Published online in the journal Science on June 11, the study revolves around tolerance, wherein bacteria in general have evolved to use common defense systems to resist antibiotics. Tolerance differs from antibiotic resistance, where one species happens to acquire a genetic change that helps them resist treatment.
In one defense mechanism, tolerant bacteria, also called "persisters," stop multiplying (proliferating), reducing their energy use (metabolism) to survive antibiotic treatment, but resuming growth when the treatment ends. Persisters are particularly abundant in biofilms, bacterial colonies that live in tough polymeric matrices which further prevent their eradication.
"The combined trends toward resistant infections and fewer new antimicrobials are projected to kill 10 million people annually by the year 2050," says corresponding study author Evgeny Nudler, Ph.D., the Julie Wilson Anderson Professor of Biochemistry at NYU Langone Health, and an investigator with the Howard Hughes Medical Institute. "New approaches are urgently needed to prevent this, and our study suggests that suppressing bacterial H2S would make different antibiotics more potent."
In their prior work, the NYU Langone research team showed that H2S production is deployed against antibiotics by a wide variety of bacterial species, including two increasingly antibiotic-resistant pathogens prevalent in hospital-borne infections: Staphylococcus aureus and Pseudomonas aeruginosa. S. aureus is gram-positive, while Pseudomonas aeruginosa is gram-negative, with the differing organizations of their outer layers demonstrating that H2S production protects pathogens across the bacterial kingdom.
Remarkably, the research team team found that both species rely on the same enzyme, cystathionine γ-lyase (CSE), for the bulk of H2S production. Blocking its action would represent then a way to remove an important defense against antibiotics, but available CSE inhibitors have a low potency against bacterial CSE and a high probability of causing side effects in human tissue, says Nudler.

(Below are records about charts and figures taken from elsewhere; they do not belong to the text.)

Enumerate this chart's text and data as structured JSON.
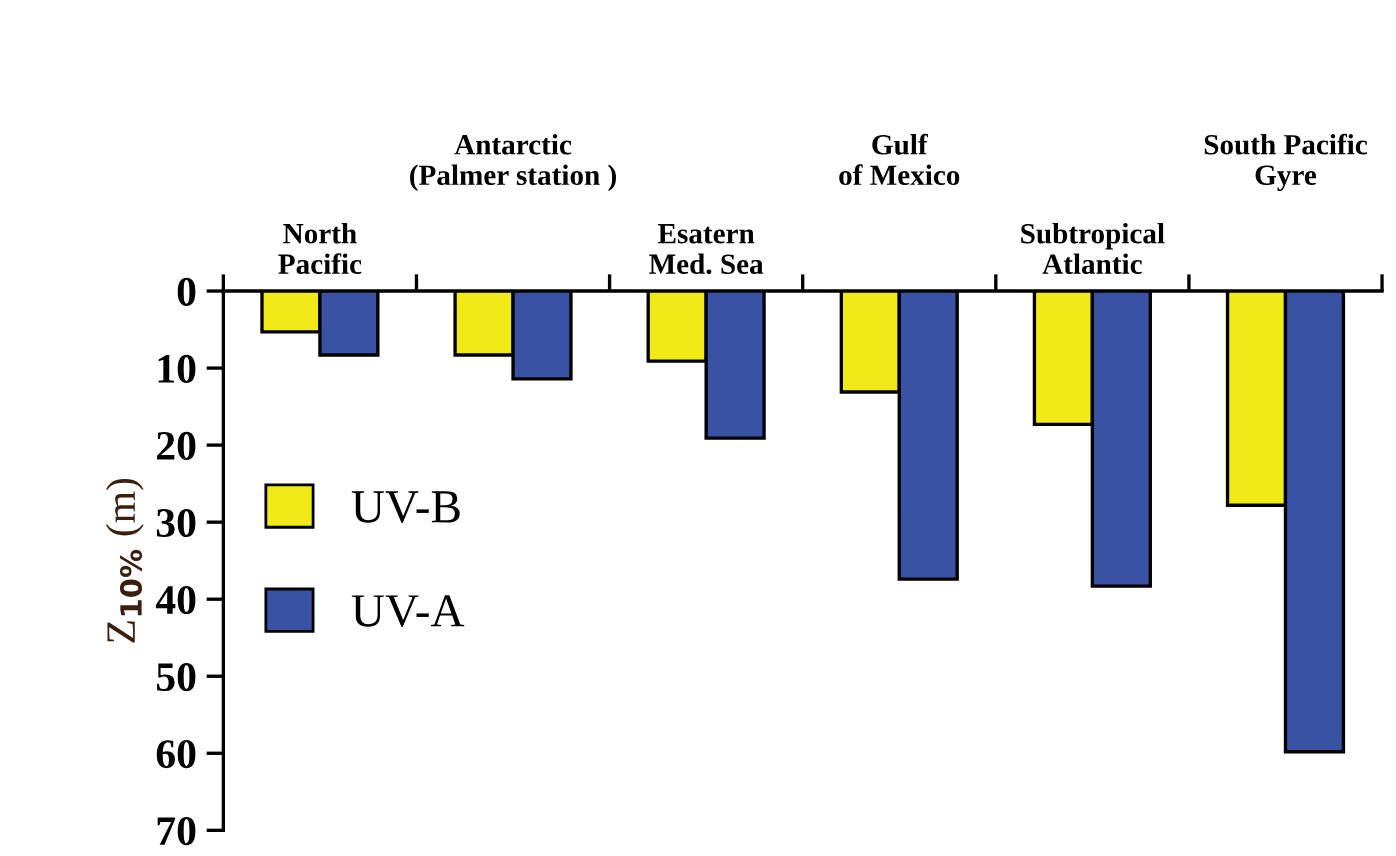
{
  "chart_data": {
    "type": "bar",
    "ylabel": "Z$_{10%}$ (m)",
    "categories": [
      "North\nPacific",
      "Antarctic\n(Palmer station )",
      "Esatern\nMed. Sea",
      "Gulf\nof Mexico",
      "Subtropical\nAtlantic",
      "South Pacific\nGyre"
    ],
    "series": [
      {
        "name": "UV-B",
        "color": "#f2ea17",
        "values": [
          5.3,
          8.3,
          9.1,
          13.1,
          17.3,
          27.8
        ]
      },
      {
        "name": "UV-A",
        "color": "#3853a4",
        "values": [
          8.3,
          11.4,
          19.1,
          37.4,
          38.3,
          59.8
        ]
      }
    ],
    "ylim": [
      70,
      0
    ],
    "yticks": [
      0,
      10,
      20,
      30,
      40,
      50,
      60,
      70
    ],
    "legend": "center left",
    "grid": false
  }
}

To find better inhibitors, the research team obtained an X-ray structure of S. aureus CSE and used it to "virtually screen" millions of drug-like compounds looking for those with the right shape and properties to block the enzyme's action without side effects. The team selected lead compounds, NL1, NL2, and NL3, which inhibited the bacterial CSE, blocked H2S production by both S. aureus and P. aeruginosa, and strengthened the effect of bactericidal antibiotics from different classes. Furthermore, NL1 increased the potency of antibiotic effect in mouse models of S. aureus and P. aeruginosa infection.

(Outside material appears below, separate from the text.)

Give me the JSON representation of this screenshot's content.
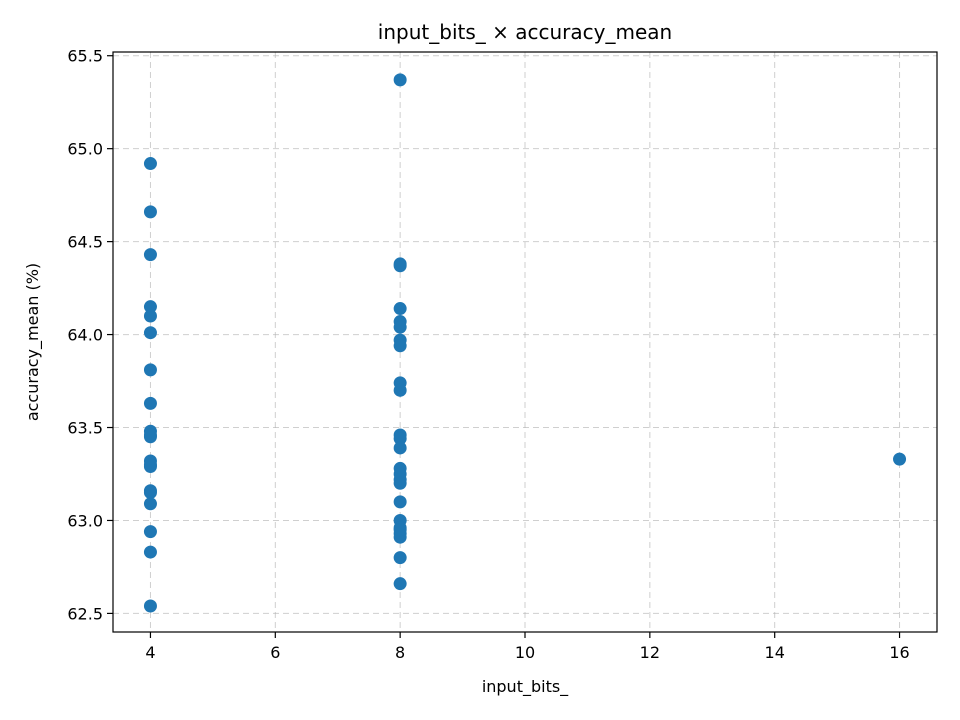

Unexpectedly, further testing revealed that the NL compounds markedly diminished persisters, and suppressed biofilm formation in both pathogens. How exactly H2S contributes to tolerance remains to be established, but there are some hints.

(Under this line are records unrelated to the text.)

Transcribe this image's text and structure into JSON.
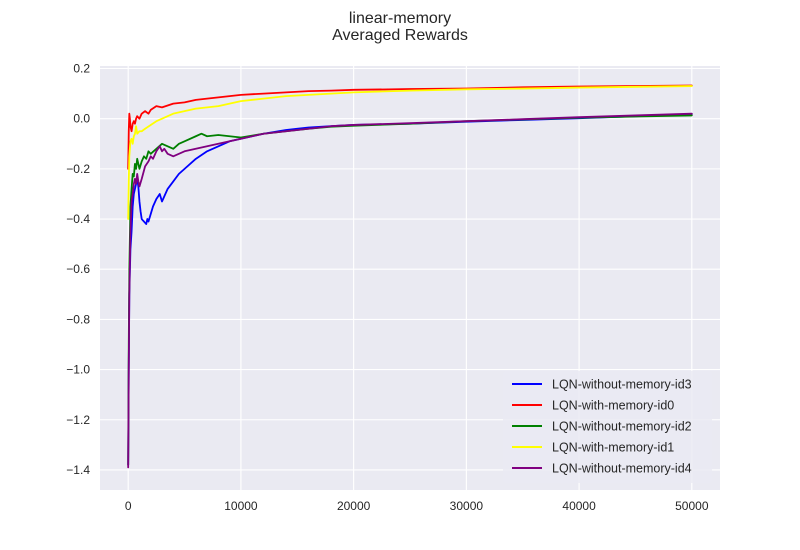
{
  "chart_data": {
    "type": "line",
    "title": "linear-memory",
    "subtitle": "Averaged Rewards",
    "xlabel": "",
    "ylabel": "",
    "xlim": [
      -2500,
      52500
    ],
    "ylim": [
      -1.48,
      0.21
    ],
    "x_ticks": [
      0,
      10000,
      20000,
      30000,
      40000,
      50000
    ],
    "x_tick_labels": [
      "0",
      "10000",
      "20000",
      "30000",
      "40000",
      "50000"
    ],
    "y_ticks": [
      0.2,
      0.0,
      -0.2,
      -0.4,
      -0.6,
      -0.8,
      -1.0,
      -1.2,
      -1.4
    ],
    "y_tick_labels": [
      "0.2",
      "0.0",
      "−0.2",
      "−0.4",
      "−0.6",
      "−0.8",
      "−1.0",
      "−1.2",
      "−1.4"
    ],
    "grid": true,
    "legend_position": "lower-right",
    "background": "#eaeaf2",
    "series": [
      {
        "name": "LQN-without-memory-id3",
        "color": "#0000ff",
        "x": [
          0,
          50,
          100,
          200,
          300,
          400,
          500,
          600,
          700,
          800,
          900,
          1000,
          1100,
          1200,
          1400,
          1600,
          1700,
          1800,
          2000,
          2200,
          2500,
          2800,
          3000,
          3500,
          4000,
          4500,
          5000,
          6000,
          7000,
          8000,
          9000,
          10000,
          12000,
          14000,
          16000,
          18000,
          20000,
          25000,
          30000,
          35000,
          40000,
          45000,
          50000
        ],
        "y": [
          -1.38,
          -1.0,
          -0.7,
          -0.52,
          -0.45,
          -0.35,
          -0.3,
          -0.28,
          -0.26,
          -0.24,
          -0.27,
          -0.33,
          -0.37,
          -0.4,
          -0.41,
          -0.42,
          -0.4,
          -0.41,
          -0.38,
          -0.35,
          -0.32,
          -0.3,
          -0.33,
          -0.28,
          -0.25,
          -0.22,
          -0.2,
          -0.16,
          -0.13,
          -0.11,
          -0.09,
          -0.08,
          -0.06,
          -0.045,
          -0.035,
          -0.03,
          -0.025,
          -0.02,
          -0.012,
          -0.005,
          0.002,
          0.01,
          0.018
        ]
      },
      {
        "name": "LQN-with-memory-id0",
        "color": "#ff0000",
        "x": [
          0,
          50,
          100,
          150,
          200,
          300,
          400,
          500,
          600,
          700,
          800,
          1000,
          1200,
          1500,
          1800,
          2000,
          2500,
          3000,
          4000,
          5000,
          6000,
          7000,
          8000,
          9000,
          10000,
          12000,
          14000,
          16000,
          18000,
          20000,
          25000,
          30000,
          35000,
          40000,
          45000,
          50000
        ],
        "y": [
          -0.2,
          -0.05,
          0.02,
          0.0,
          -0.03,
          -0.05,
          -0.02,
          -0.01,
          -0.02,
          0.0,
          0.01,
          0.0,
          0.02,
          0.03,
          0.02,
          0.035,
          0.05,
          0.045,
          0.06,
          0.065,
          0.075,
          0.08,
          0.085,
          0.09,
          0.095,
          0.1,
          0.105,
          0.11,
          0.112,
          0.115,
          0.118,
          0.12,
          0.125,
          0.128,
          0.13,
          0.132
        ]
      },
      {
        "name": "LQN-without-memory-id2",
        "color": "#008000",
        "x": [
          0,
          50,
          100,
          200,
          300,
          400,
          500,
          600,
          700,
          800,
          1000,
          1200,
          1400,
          1600,
          1800,
          2000,
          2500,
          3000,
          3500,
          4000,
          4500,
          5000,
          6000,
          6500,
          7000,
          8000,
          9000,
          10000,
          12000,
          14000,
          16000,
          18000,
          20000,
          25000,
          30000,
          35000,
          40000,
          45000,
          50000
        ],
        "y": [
          -1.38,
          -0.9,
          -0.6,
          -0.35,
          -0.28,
          -0.22,
          -0.23,
          -0.18,
          -0.2,
          -0.16,
          -0.2,
          -0.17,
          -0.15,
          -0.16,
          -0.13,
          -0.14,
          -0.12,
          -0.1,
          -0.11,
          -0.12,
          -0.1,
          -0.09,
          -0.07,
          -0.06,
          -0.07,
          -0.065,
          -0.07,
          -0.075,
          -0.06,
          -0.05,
          -0.04,
          -0.032,
          -0.028,
          -0.02,
          -0.01,
          -0.003,
          0.004,
          0.009,
          0.013
        ]
      },
      {
        "name": "LQN-with-memory-id1",
        "color": "#ffff00",
        "x": [
          0,
          50,
          100,
          200,
          300,
          400,
          500,
          600,
          700,
          800,
          1000,
          1200,
          1500,
          2000,
          2500,
          3000,
          4000,
          5000,
          6000,
          7000,
          8000,
          9000,
          10000,
          12000,
          14000,
          16000,
          18000,
          20000,
          25000,
          30000,
          35000,
          40000,
          45000,
          50000
        ],
        "y": [
          -0.4,
          -0.25,
          -0.15,
          -0.09,
          -0.08,
          -0.1,
          -0.07,
          -0.06,
          -0.03,
          -0.06,
          -0.05,
          -0.05,
          -0.04,
          -0.025,
          -0.01,
          0.0,
          0.02,
          0.03,
          0.04,
          0.045,
          0.05,
          0.06,
          0.07,
          0.08,
          0.09,
          0.095,
          0.1,
          0.105,
          0.112,
          0.117,
          0.12,
          0.124,
          0.127,
          0.13
        ]
      },
      {
        "name": "LQN-without-memory-id4",
        "color": "#800080",
        "x": [
          0,
          50,
          100,
          200,
          300,
          400,
          500,
          600,
          700,
          800,
          900,
          1000,
          1200,
          1500,
          1800,
          2000,
          2200,
          2500,
          2800,
          3000,
          3200,
          3500,
          4000,
          4500,
          5000,
          6000,
          7000,
          8000,
          9000,
          10000,
          12000,
          14000,
          16000,
          18000,
          20000,
          25000,
          30000,
          35000,
          40000,
          45000,
          50000
        ],
        "y": [
          -1.39,
          -1.0,
          -0.7,
          -0.45,
          -0.33,
          -0.3,
          -0.26,
          -0.24,
          -0.26,
          -0.22,
          -0.25,
          -0.27,
          -0.24,
          -0.19,
          -0.17,
          -0.15,
          -0.16,
          -0.13,
          -0.11,
          -0.13,
          -0.12,
          -0.14,
          -0.15,
          -0.14,
          -0.13,
          -0.12,
          -0.11,
          -0.1,
          -0.09,
          -0.08,
          -0.06,
          -0.05,
          -0.04,
          -0.03,
          -0.025,
          -0.018,
          -0.01,
          -0.002,
          0.006,
          0.013,
          0.02
        ]
      }
    ]
  }
}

"Bacteria appear to use controlled, self-poisoning with H2S to slow down their metabolism, preventing the antibiotics from using the bacteria's energy production system to kill them," says Nudler. "Interfering with the H2S-based defenses represents a largely unexplored alternative to the traditional antibiotic discovery. Our results suggest that a new kind of small molecule potentiator can strengthen the effect of major classes of clinically important antibiotics."
The authors note several opportunities for designing conceptually novel antimicrobial therapeutics by combining H2S-blocking potentiators with antibiotics. Such combinations may have better efficacy against bacterial biofilms. Other potential applications include overcoming intermediate-level antibiotic resistance; reducing antibiotic dose and related toxicity while maintaining efficacy; and enhancing the bacteria-killing (bactericidal) effect at the same antibiotic dose.